そんな観月が周助の目にどう映ったのかは定かではない。
「大事だね・・・・・・・・・弟だから・・・・・・・・。」
周助の言葉に観月はふっと考えるように目を伏せたが小さく「そうですか」と呟くとそれっきり黙りこんでしまったので引き際と悟り周助は別れの言葉を告げた。
「それじゃあ。」
またと言って去っていく周助の背に観月は言い知れぬ思いを抱えた。
結局一人になった観月はそれから行くとこもないので学園へと引き返していた。



「観月。
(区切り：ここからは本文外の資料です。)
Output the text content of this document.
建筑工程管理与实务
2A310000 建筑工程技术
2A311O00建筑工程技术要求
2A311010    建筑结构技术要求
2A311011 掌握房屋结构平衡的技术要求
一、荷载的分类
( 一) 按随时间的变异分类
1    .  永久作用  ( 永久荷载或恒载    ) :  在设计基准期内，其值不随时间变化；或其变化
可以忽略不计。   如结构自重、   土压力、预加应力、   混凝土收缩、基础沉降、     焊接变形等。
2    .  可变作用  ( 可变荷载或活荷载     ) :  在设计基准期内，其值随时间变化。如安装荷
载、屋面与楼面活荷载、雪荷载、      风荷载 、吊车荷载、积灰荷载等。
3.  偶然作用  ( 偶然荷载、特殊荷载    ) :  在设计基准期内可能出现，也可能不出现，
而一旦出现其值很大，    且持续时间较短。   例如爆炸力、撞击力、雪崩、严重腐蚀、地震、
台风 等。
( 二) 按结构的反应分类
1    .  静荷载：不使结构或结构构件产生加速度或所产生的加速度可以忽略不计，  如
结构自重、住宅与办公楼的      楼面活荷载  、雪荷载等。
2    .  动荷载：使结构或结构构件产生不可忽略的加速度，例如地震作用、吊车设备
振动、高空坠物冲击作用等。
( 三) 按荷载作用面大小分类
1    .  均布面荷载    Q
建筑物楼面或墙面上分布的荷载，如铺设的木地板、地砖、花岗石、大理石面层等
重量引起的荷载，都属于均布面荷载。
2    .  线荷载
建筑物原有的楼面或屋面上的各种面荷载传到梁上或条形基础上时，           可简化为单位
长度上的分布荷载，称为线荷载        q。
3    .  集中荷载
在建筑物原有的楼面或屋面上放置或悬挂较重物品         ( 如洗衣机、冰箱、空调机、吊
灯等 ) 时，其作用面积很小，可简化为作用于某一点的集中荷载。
昼間、出かけたんだってな?」
「赤澤こそどこへお出かけだったんです?」
観月は質問に質問で返す事で赤澤を煙に撒こうとした。
「俺は観月に聞いてるんだ。不二周助と会ってたろ?」
「何の事ですか・・・・・・・・・・・・・・・・・・・。」
少なからず動揺を見せる観月。観月は一体いつ誰に見られていたのだろうかといことだけが気になっていた。
そんな観月に赤澤はさらに畳み掛ける。
「不二周助は何の用だったんだ。」
「知りません。僕が知るわけないでしょう。」
観月は不機嫌そうにそう言いきると赤澤に背を向けた。
「やっぱり、来たのは不二だったんだな。」
「あ、赤澤。カマかけたのですか・・・・・・・・・・・・・。」
「ああ、俺は皆が言うように単純バカ澤じゃあないからな。観月のことだけは・・・・・。後輩が駅のところで観月が誰かと会ってるって聞いておかしいと思ったんだ。」
赤澤の責めるような口ぶりに観月は知らず知らずと声が上ずっていた。
「・・・・・・・・・・・・・例え、僕と不二周助が会ってようと赤澤には関係ないことです。」
「本気で言ってるのか?」
「・・・・・・・・・・・・・・・・・・。」
「観月は本気で言ってるのか?」
「あ、赤澤・・・・・・・?」
観月は凄い力で腕を捕まれ今までに見たことの無い赤澤の厳しい表情に驚きを隠せないでいた。
「赤澤、離して下さい!」
「観月俺は・・・・・・・・・。」
無言で赤澤を睨みつける観月、赤澤は激高にまかせ観月に腕を掴んだまま詰め寄り声を荒げた。
「俺は観月が好きだ。関係ないなんて言わせない!」
「・・・・・・・・・・・・・・・・・・・・・。」
「観月・・・・・・・・・・。」
詰め寄る赤澤。
それは今まで観月がみたこともない、否別人のようで恐怖さえ覚えた。
「赤澤・・・・・君は何を?」
観月の言葉に赤澤は何も言わず距離を詰める。